Mario Tozzi accolto ad Albinea
Mario Tozzi accolto ad Albinea

“L’eccessiva antropizzazione non è compatibile con la tutela Unesco – Ha detto dal palco – Il bollino di qualità che ha ricevuto Albinea dimostra l’unicità dell’elemento naturalistico e anche la cura che avete avuto e avete per la vostra terra, oltre alla lungimiranza degli amministratori, che l’hanno mantenuta tale e che hanno scelto di chiedere il riconoscimento. Molti altri, in altre zone d’Italia, hanno deciso pur potendo di non farlo e tenersi i soldi provenienti dalla realizzazione di parcheggi o dalle urbanizzazioni. Quello che avete fatto è in realtà la garanzia che ci sarà ancora un futuro, perché tra ecologia ed economia c’è una relazione strettissima, che purtroppo in Italia è complicatissimo far comprendere”.  Tozzi ha proseguito spiegando che in casi come questi i “vincoli” che deriveranno dall’ok dell’Unesco saranno opportunità: “Puntare sul turismo sostenibile certificato da questo riconoscimento è quello che paesi come il vostro devono fare.”.

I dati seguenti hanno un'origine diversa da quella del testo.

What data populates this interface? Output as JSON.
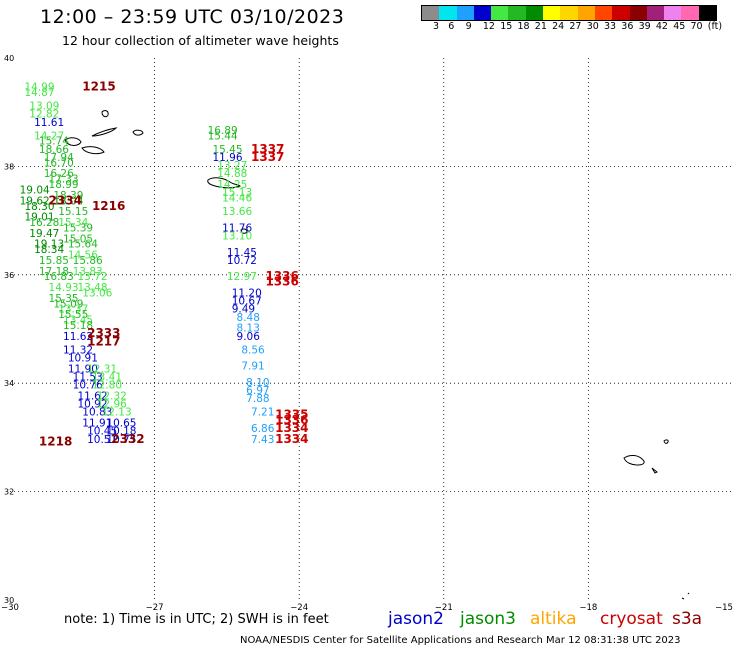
{
  "title": "12:00 – 23:59 UTC 03/10/2023",
  "subtitle": "12 hour collection of altimeter wave heights",
  "legend": {
    "colors": [
      "#8c8c8c",
      "#00e5ee",
      "#1fa0ff",
      "#0000cd",
      "#43e843",
      "#22b922",
      "#008b00",
      "#ffff00",
      "#ffd700",
      "#ffa500",
      "#ff4500",
      "#cd0000",
      "#8b0000",
      "#a0207a",
      "#ee82ee",
      "#ff69b4",
      "#000000"
    ],
    "labels": [
      "3",
      "6",
      "9",
      "12",
      "15",
      "18",
      "21",
      "24",
      "27",
      "30",
      "33",
      "36",
      "39",
      "42",
      "45",
      "70",
      "(ft)"
    ]
  },
  "axes": {
    "lat_labels": [
      "40",
      "38",
      "36",
      "34",
      "32",
      "30"
    ],
    "lon_labels": [
      "−30",
      "−27",
      "−24",
      "−21",
      "−18",
      "−15"
    ]
  },
  "note": "note:  1) Time is in UTC;  2) SWH is in feet",
  "credit": "NOAA/NESDIS Center for Satellite Applications and Research    Mar 12 08:31:38 UTC 2023",
  "missions": [
    {
      "name": "jason2",
      "color": "#0000cd"
    },
    {
      "name": "jason3",
      "color": "#008b00"
    },
    {
      "name": "altika",
      "color": "#ffa500"
    },
    {
      "name": "cryosat",
      "color": "#cd0000"
    },
    {
      "name": "s3a",
      "color": "#8b0000"
    }
  ],
  "map_data": {
    "colors": {
      "lightgreen": "#43e843",
      "green": "#22b922",
      "darkgreen": "#008b00",
      "blue": "#0000cd",
      "cyan": "#1fa0ff",
      "red": "#cd0000",
      "darkred": "#8b0000"
    },
    "labels": [
      {
        "t": "14.99",
        "c": "lightgreen",
        "lon": -29.7,
        "lat": 39.4
      },
      {
        "t": "14.87",
        "c": "lightgreen",
        "lon": -29.7,
        "lat": 39.3
      },
      {
        "t": "13.09",
        "c": "lightgreen",
        "lon": -29.6,
        "lat": 39.05
      },
      {
        "t": "12.82",
        "c": "lightgreen",
        "lon": -29.6,
        "lat": 38.9
      },
      {
        "t": "11.61",
        "c": "blue",
        "lon": -29.5,
        "lat": 38.75
      },
      {
        "t": "14.27",
        "c": "lightgreen",
        "lon": -29.5,
        "lat": 38.5
      },
      {
        "t": "15.74",
        "c": "green",
        "lon": -29.4,
        "lat": 38.4
      },
      {
        "t": "18.66",
        "c": "green",
        "lon": -29.4,
        "lat": 38.25
      },
      {
        "t": "17.94",
        "c": "green",
        "lon": -29.3,
        "lat": 38.1
      },
      {
        "t": "16.70",
        "c": "green",
        "lon": -29.3,
        "lat": 38.0
      },
      {
        "t": "16.26",
        "c": "green",
        "lon": -29.3,
        "lat": 37.8
      },
      {
        "t": "17.33",
        "c": "green",
        "lon": -29.2,
        "lat": 37.7
      },
      {
        "t": "18.99",
        "c": "green",
        "lon": -29.2,
        "lat": 37.6
      },
      {
        "t": "18.39",
        "c": "green",
        "lon": -29.1,
        "lat": 37.4
      },
      {
        "t": "18.04",
        "c": "darkgreen",
        "lon": -29.1,
        "lat": 37.3
      },
      {
        "t": "15.15",
        "c": "green",
        "lon": -29.0,
        "lat": 37.1
      },
      {
        "t": "15.34",
        "c": "lightgreen",
        "lon": -29.0,
        "lat": 36.9
      },
      {
        "t": "15.39",
        "c": "green",
        "lon": -28.9,
        "lat": 36.8
      },
      {
        "t": "15.05",
        "c": "green",
        "lon": -28.9,
        "lat": 36.6
      },
      {
        "t": "15.64",
        "c": "green",
        "lon": -28.8,
        "lat": 36.5
      },
      {
        "t": "14.56",
        "c": "lightgreen",
        "lon": -28.8,
        "lat": 36.3
      },
      {
        "t": "15.86",
        "c": "green",
        "lon": -28.7,
        "lat": 36.2
      },
      {
        "t": "13.83",
        "c": "lightgreen",
        "lon": -28.7,
        "lat": 36.0
      },
      {
        "t": "13.72",
        "c": "lightgreen",
        "lon": -28.6,
        "lat": 35.9
      },
      {
        "t": "13.48",
        "c": "lightgreen",
        "lon": -28.6,
        "lat": 35.7
      },
      {
        "t": "13.06",
        "c": "lightgreen",
        "lon": -28.5,
        "lat": 35.6
      },
      {
        "t": "19.04",
        "c": "darkgreen",
        "lon": -29.8,
        "lat": 37.5
      },
      {
        "t": "19.62",
        "c": "darkgreen",
        "lon": -29.8,
        "lat": 37.3
      },
      {
        "t": "18.30",
        "c": "darkgreen",
        "lon": -29.7,
        "lat": 37.2
      },
      {
        "t": "19.01",
        "c": "darkgreen",
        "lon": -29.7,
        "lat": 37.0
      },
      {
        "t": "16.28",
        "c": "green",
        "lon": -29.6,
        "lat": 36.9
      },
      {
        "t": "19.47",
        "c": "darkgreen",
        "lon": -29.6,
        "lat": 36.7
      },
      {
        "t": "19.13",
        "c": "darkgreen",
        "lon": -29.5,
        "lat": 36.5
      },
      {
        "t": "18.34",
        "c": "darkgreen",
        "lon": -29.5,
        "lat": 36.4
      },
      {
        "t": "15.85",
        "c": "green",
        "lon": -29.4,
        "lat": 36.2
      },
      {
        "t": "17.18",
        "c": "green",
        "lon": -29.4,
        "lat": 36.0
      },
      {
        "t": "16.83",
        "c": "green",
        "lon": -29.3,
        "lat": 35.9
      },
      {
        "t": "14.93",
        "c": "lightgreen",
        "lon": -29.2,
        "lat": 35.7
      },
      {
        "t": "15.35",
        "c": "green",
        "lon": -29.2,
        "lat": 35.5
      },
      {
        "t": "15.09",
        "c": "green",
        "lon": -29.1,
        "lat": 35.4
      },
      {
        "t": "13.37",
        "c": "lightgreen",
        "lon": -29.0,
        "lat": 35.3
      },
      {
        "t": "15.55",
        "c": "green",
        "lon": -29.0,
        "lat": 35.2
      },
      {
        "t": "13.45",
        "c": "lightgreen",
        "lon": -28.9,
        "lat": 35.1
      },
      {
        "t": "15.18",
        "c": "green",
        "lon": -28.9,
        "lat": 35.0
      },
      {
        "t": "11.62",
        "c": "blue",
        "lon": -28.9,
        "lat": 34.8
      },
      {
        "t": "11.32",
        "c": "blue",
        "lon": -28.9,
        "lat": 34.55
      },
      {
        "t": "10.91",
        "c": "blue",
        "lon": -28.8,
        "lat": 34.4
      },
      {
        "t": "11.90",
        "c": "blue",
        "lon": -28.8,
        "lat": 34.2
      },
      {
        "t": "11.53",
        "c": "blue",
        "lon": -28.7,
        "lat": 34.05
      },
      {
        "t": "10.76",
        "c": "blue",
        "lon": -28.7,
        "lat": 33.9
      },
      {
        "t": "11.62",
        "c": "blue",
        "lon": -28.6,
        "lat": 33.7
      },
      {
        "t": "10.92",
        "c": "blue",
        "lon": -28.6,
        "lat": 33.55
      },
      {
        "t": "10.83",
        "c": "blue",
        "lon": -28.5,
        "lat": 33.4
      },
      {
        "t": "11.91",
        "c": "blue",
        "lon": -28.5,
        "lat": 33.2
      },
      {
        "t": "10.45",
        "c": "blue",
        "lon": -28.4,
        "lat": 33.05
      },
      {
        "t": "10.51",
        "c": "blue",
        "lon": -28.4,
        "lat": 32.9
      },
      {
        "t": "12.31",
        "c": "lightgreen",
        "lon": -28.4,
        "lat": 34.2
      },
      {
        "t": "13.41",
        "c": "lightgreen",
        "lon": -28.3,
        "lat": 34.05
      },
      {
        "t": "12.80",
        "c": "lightgreen",
        "lon": -28.3,
        "lat": 33.9
      },
      {
        "t": "12.32",
        "c": "lightgreen",
        "lon": -28.2,
        "lat": 33.7
      },
      {
        "t": "12.96",
        "c": "lightgreen",
        "lon": -28.2,
        "lat": 33.55
      },
      {
        "t": "12.13",
        "c": "lightgreen",
        "lon": -28.1,
        "lat": 33.4
      },
      {
        "t": "10.65",
        "c": "blue",
        "lon": -28.0,
        "lat": 33.2
      },
      {
        "t": "10.18",
        "c": "blue",
        "lon": -28.0,
        "lat": 33.05
      },
      {
        "t": "10.75",
        "c": "blue",
        "lon": -28.0,
        "lat": 32.9
      },
      {
        "t": "16.89",
        "c": "green",
        "lon": -25.9,
        "lat": 38.6
      },
      {
        "t": "15.44",
        "c": "green",
        "lon": -25.9,
        "lat": 38.5
      },
      {
        "t": "15.45",
        "c": "green",
        "lon": -25.8,
        "lat": 38.25
      },
      {
        "t": "11.96",
        "c": "blue",
        "lon": -25.8,
        "lat": 38.1
      },
      {
        "t": "13.27",
        "c": "lightgreen",
        "lon": -25.7,
        "lat": 37.95
      },
      {
        "t": "14.88",
        "c": "lightgreen",
        "lon": -25.7,
        "lat": 37.8
      },
      {
        "t": "14.25",
        "c": "lightgreen",
        "lon": -25.7,
        "lat": 37.6
      },
      {
        "t": "15.13",
        "c": "lightgreen",
        "lon": -25.6,
        "lat": 37.45
      },
      {
        "t": "14.46",
        "c": "lightgreen",
        "lon": -25.6,
        "lat": 37.35
      },
      {
        "t": "13.66",
        "c": "lightgreen",
        "lon": -25.6,
        "lat": 37.1
      },
      {
        "t": "11.76",
        "c": "blue",
        "lon": -25.6,
        "lat": 36.8
      },
      {
        "t": "13.10",
        "c": "lightgreen",
        "lon": -25.6,
        "lat": 36.65
      },
      {
        "t": "11.45",
        "c": "blue",
        "lon": -25.5,
        "lat": 36.35
      },
      {
        "t": "10.72",
        "c": "blue",
        "lon": -25.5,
        "lat": 36.2
      },
      {
        "t": "12.97",
        "c": "lightgreen",
        "lon": -25.5,
        "lat": 35.9
      },
      {
        "t": "11.20",
        "c": "blue",
        "lon": -25.4,
        "lat": 35.6
      },
      {
        "t": "10.67",
        "c": "blue",
        "lon": -25.4,
        "lat": 35.45
      },
      {
        "t": "9.49",
        "c": "blue",
        "lon": -25.4,
        "lat": 35.3
      },
      {
        "t": "8.48",
        "c": "cyan",
        "lon": -25.3,
        "lat": 35.15
      },
      {
        "t": "8.13",
        "c": "cyan",
        "lon": -25.3,
        "lat": 34.95
      },
      {
        "t": "9.06",
        "c": "blue",
        "lon": -25.3,
        "lat": 34.8
      },
      {
        "t": "8.56",
        "c": "cyan",
        "lon": -25.2,
        "lat": 34.55
      },
      {
        "t": "7.91",
        "c": "cyan",
        "lon": -25.2,
        "lat": 34.25
      },
      {
        "t": "8.10",
        "c": "cyan",
        "lon": -25.1,
        "lat": 33.95
      },
      {
        "t": "6.97",
        "c": "cyan",
        "lon": -25.1,
        "lat": 33.8
      },
      {
        "t": "7.88",
        "c": "cyan",
        "lon": -25.1,
        "lat": 33.65
      },
      {
        "t": "7.21",
        "c": "cyan",
        "lon": -25.0,
        "lat": 33.4
      },
      {
        "t": "6.86",
        "c": "cyan",
        "lon": -25.0,
        "lat": 33.1
      },
      {
        "t": "7.43",
        "c": "cyan",
        "lon": -25.0,
        "lat": 32.9
      }
    ],
    "passes": [
      {
        "t": "1215",
        "c": "darkred",
        "lon": -28.5,
        "lat": 39.4
      },
      {
        "t": "1337",
        "c": "red",
        "lon": -25.0,
        "lat": 38.25
      },
      {
        "t": "1337",
        "c": "red",
        "lon": -25.0,
        "lat": 38.1
      },
      {
        "t": "2334",
        "c": "darkred",
        "lon": -29.2,
        "lat": 37.3
      },
      {
        "t": "1216",
        "c": "darkred",
        "lon": -28.3,
        "lat": 37.2
      },
      {
        "t": "1336",
        "c": "red",
        "lon": -24.7,
        "lat": 35.9
      },
      {
        "t": "1336",
        "c": "red",
        "lon": -24.7,
        "lat": 35.8
      },
      {
        "t": "2333",
        "c": "darkred",
        "lon": -28.4,
        "lat": 34.85
      },
      {
        "t": "1217",
        "c": "darkred",
        "lon": -28.4,
        "lat": 34.7
      },
      {
        "t": "1335",
        "c": "red",
        "lon": -24.5,
        "lat": 33.35
      },
      {
        "t": "1336",
        "c": "red",
        "lon": -24.5,
        "lat": 33.25
      },
      {
        "t": "1334",
        "c": "red",
        "lon": -24.5,
        "lat": 33.1
      },
      {
        "t": "1334",
        "c": "red",
        "lon": -24.5,
        "lat": 32.9
      },
      {
        "t": "1218",
        "c": "darkred",
        "lon": -29.4,
        "lat": 32.85
      },
      {
        "t": "2332",
        "c": "darkred",
        "lon": -27.9,
        "lat": 32.9
      }
    ]
  }
}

Tozzi ha poi criticato le scelte politiche fatte negli anni nel mondo “sviluppato”, che hanno condotto al consumo insostenibile di risorse del pianeta, totalmente squilibrato tra le nazioni ricche e povere.

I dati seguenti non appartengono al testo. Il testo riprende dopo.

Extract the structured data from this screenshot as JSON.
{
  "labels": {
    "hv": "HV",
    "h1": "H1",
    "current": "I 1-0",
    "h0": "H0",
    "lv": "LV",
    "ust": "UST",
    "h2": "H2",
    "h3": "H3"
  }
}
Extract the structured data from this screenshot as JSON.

In chiusura il sindaco Giberti ha ringraziato Tozzi e ha ricordato che dal 2006 al 2022, dati Ispra, il Comune di Albinea è tra quelli in provincia che ha consumato meno suolo. Soltanto nei territori della montagna le costruzioni sono meno diffuse, ma stiamo parlando di zone che soffrono di fenomeni di spopolamento, mentre Albinea, vista anche la sua vicinanza al capoluogo, è un luogo molto appetibile in cui stabilirsi.

IL RICONOSCIMENTO UNSECO – I GESSI DI ALBINEA NEL PATRIMONIO UNESCO

Il 19 settembre scorso è arrivato da Ryad il coronamento di un percorso di documentazione, esplorazione e studio avviato da illustri naturalisti reggiani sin dal ‘700: Antonio Vallisneri, Lazzaro Spallanzani, Gaetano Chierici e proseguito dal XX secolo sino ad oggi dall’attività di generazioni di speleologi.

Anche i “gessi” di Albinea sono stati infatti ammessi a pieno titolo nel Patrimonio Mondiale dell’Umanità UNESCO WH “EKCNA” (Evaporite Karst and Caves of Northern Appenines), il 59° che può vantare l’Italia, il primo al mondo che valorizza il carsismo nelle rocce evaporitiche.